La iniciativa busca modificar parte de la Ley de Tierras Nº 26.737, sancionada en 2011, que establece un límite del 15% para la titularidad extranjera de tierras rurales a nivel nacional, provincial y municipal. Esa norma también prohíbe que ciudadanos de una misma nacionalidad superen el 30% de ese cupo y que una persona extranjera adquiera más de 1.000 hectáreas en áreas como la pampa húmeda o la zona núcleo.

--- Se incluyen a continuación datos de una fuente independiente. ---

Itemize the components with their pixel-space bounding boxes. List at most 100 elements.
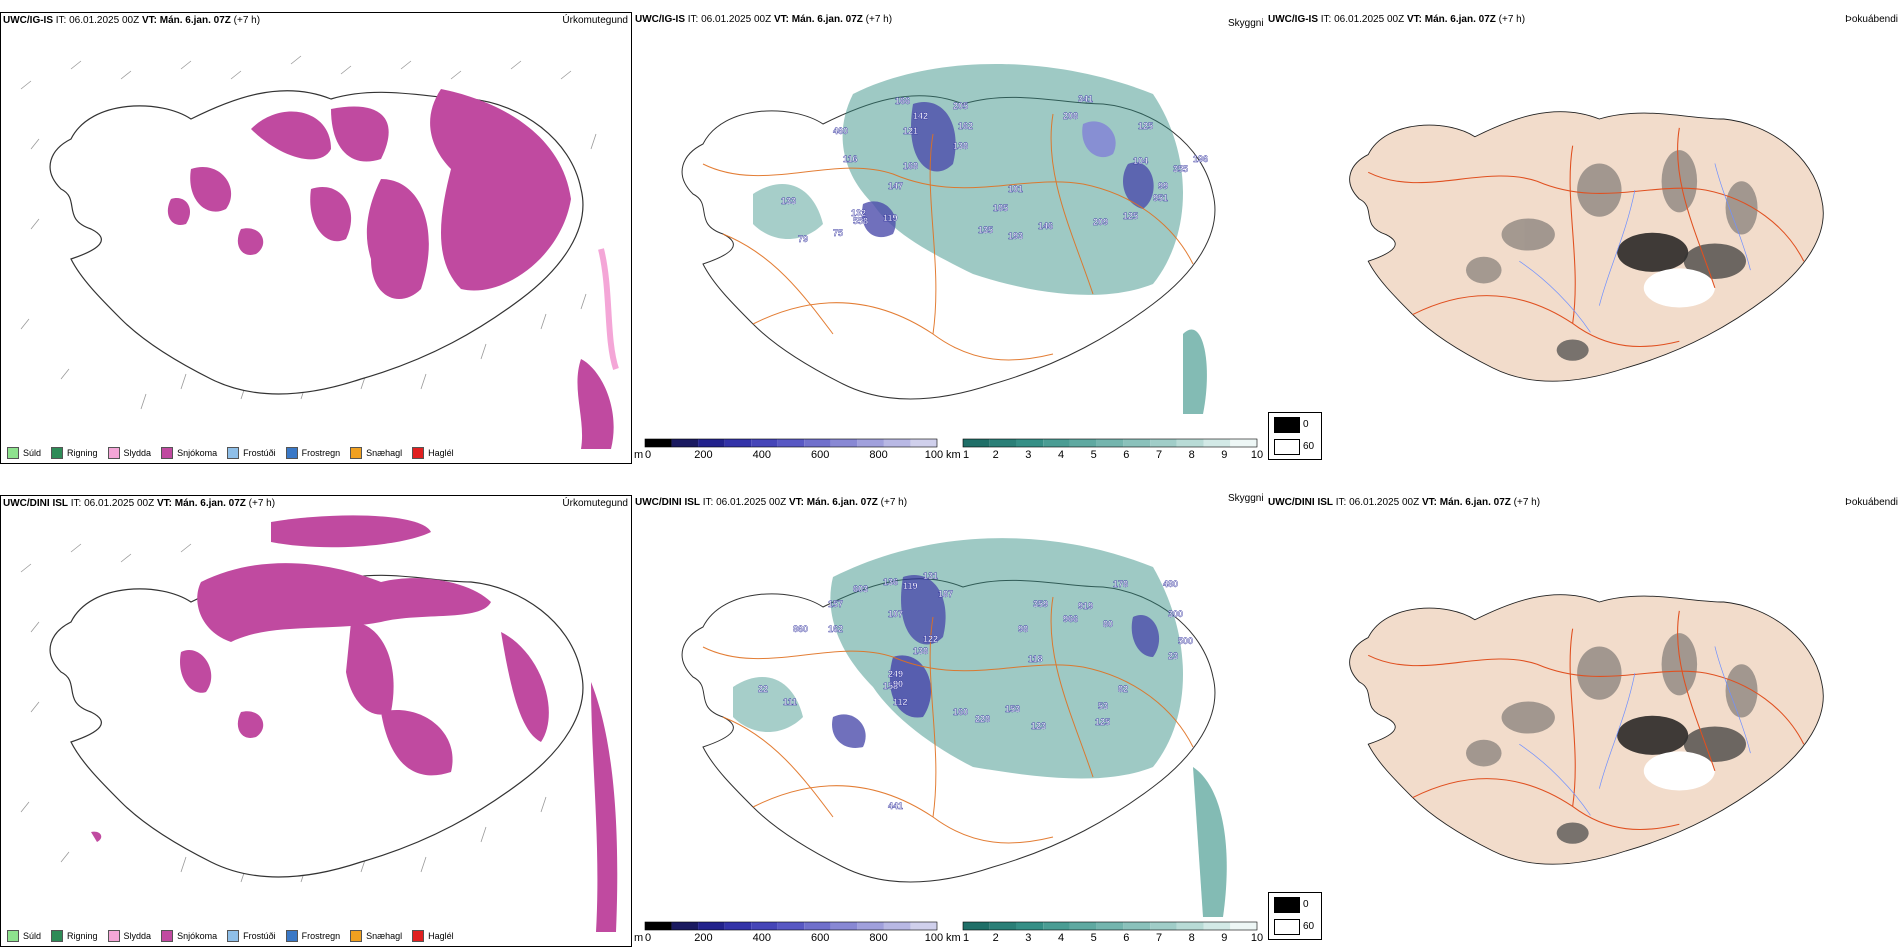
visibility-value-label: 249 [888,669,903,679]
legend-item-hail: Haglél [412,447,454,459]
visibility-value-label: 500 [1178,636,1193,646]
visibility-value-label: 90 [893,679,903,689]
colorbar-border [644,921,938,931]
colorbar-segment [804,922,831,930]
colorbar-segment [1203,922,1231,930]
legend-item-snow-pellets: Snæhagl [350,930,402,942]
fog-title: Þokuábendi [1845,14,1898,25]
precip-legend: Súld Rigning Slydda Snjókoma Frostúði Fr… [7,447,454,459]
fog-scale-swatch-light [1274,919,1300,935]
panel-header: UWC/DINI ISL IT: 06.01.2025 00Z VT: Mán.… [3,498,276,509]
colorbar-segment [724,439,752,447]
legend-swatch [350,930,363,942]
legend-swatch [412,447,425,459]
colorbar-segment [883,922,911,930]
fog-scale-swatch-dark [1274,417,1300,433]
visibility-value-label: 123 [1031,721,1046,731]
panel-header: UWC/DINI ISL IT: 06.01.2025 00Z VT: Mán.… [635,497,908,508]
visibility-value-label: 121 [903,126,918,136]
colorbar-segment [910,922,937,930]
colorbar-tick-label: 10 [1251,932,1263,944]
colorbar-segment [1123,922,1151,930]
colorbar-tick-label: 3 [1025,932,1031,944]
colorbar-border [644,438,938,448]
visibility-value-label: 79 [798,234,808,244]
colorbar-tick-label: 600 [811,449,829,461]
colorbar-border [962,921,1258,931]
legend-item-hail: Haglél [412,930,454,942]
colorbar-segment [1016,922,1044,930]
legend-item-rain: Rigning [51,930,98,942]
colorbar-segment [830,922,858,930]
visibility-value-label: 168 [903,161,918,171]
colorbar-tick-label: 5 [1091,449,1097,461]
visibility-value-label: 112 [893,697,908,707]
visibility-value-label: 441 [888,801,903,811]
colorbar-tick-label: 9 [1221,449,1227,461]
legend-swatch [412,930,425,942]
visibility-value-label: 153 [1005,704,1020,714]
legend-swatch [107,447,120,459]
legend-swatch [7,447,19,459]
legend-swatch [161,447,174,459]
visibility-value-label: 104 [1133,156,1148,166]
colorbar-segment [1123,439,1151,447]
colorbar-segment [698,439,725,447]
colorbar-tick-label: 2 [993,449,999,461]
visibility-value-label: 135 [978,225,993,235]
visibility-value-label: 162 [958,121,973,131]
colorbar-segment [698,922,725,930]
colorbar-m-svg: m0 200 400 600 800 1000 [634,438,949,461]
colorbar-segment [989,439,1017,447]
colorbar-segment [830,439,858,447]
fog-scale-bottom-label: 60 [1303,921,1315,932]
visibility-value-label: 355 [1173,164,1188,174]
visibility-value-label: 132 [851,208,866,218]
legend-swatch [51,447,64,459]
colorbar-segment [1043,439,1070,447]
colorbar-segment [910,439,937,447]
visibility-value-label: 142 [913,111,928,121]
visibility-title: Skyggni [1228,493,1264,504]
precip-legend: Súld Rigning Slydda Snjókoma Frostúði Fr… [7,930,454,942]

Actualmente hay 13 millones de hectáreas en manos extranjeras en el país, casi el 5% del territorio nacional total. Este número se concentra en zonas clave como ríos, lagos, bosques nativos, acuíferos y zonas cordilleranas con minerales críticos. La reforma también modificaría el artículo 4 del Decreto-Ley 15.385 de 1944 sobre tierras en zonas de frontera, habilitando la extranjerización de áreas limítrofes mediante la figura del "silencio administrativo positivo".

En contraste, varios países latinoamericanos mantienen restricciones. En Brasil, la Ley Nº 5.709/1971 limita la compra de tierras por extranjeros. En México, el artículo 27 de la Constitución establece que los extranjeros solo pueden adquirir tierras rurales con autorización del Estado. En Paraguay, la Ley Nº 2.532/2005 impide a extranjeros adquirir tierras a menos de 50 kilómetros de las fronteras. Varios países de Centroamérica, Colombia y Perú tienen normas similares que prohíben compras en franjas de entre 15 y 40 kilómetros de las fronteras.

En Canadá, provincias como Saskatchewan limitan la propiedad extranjera a 10 acres, Alberta a 20 acres y Manitoba a 40 acres. En Estados Unidos, 30 de los 50 estados tienen leyes que restringen la compra de tierra agrícola por extranjeros, y es obligatorio registrar cualquier propiedad mayor a 40 acres. En Israel, el Estado es dueño del 93% del territorio y la ley prohíbe expresamente la venta de estas tierras, permitiendo solo arriendos de largo plazo.

Pablo Volkind, coordinador del Observatorio de Tierras, señaló que "con la reforma que propone el Gobierno, Argentina sería el país más liberal, los campeones nuevamente de la no regulación". También advirtió que "prácticamente todos los países latinoamericanos, salvo Chile, limitan estrictamente la tenencia de capitales por parte de extranjeros".

La norma actual prohíbe que extranjeros compren tierras que contengan o sean ribereñas de cuerpos de agua de envergadura. La reforma eliminaría esta protección específica sobre recursos estratégicos como ríos, lagos, acuíferos y zonas de alto valor ambiental.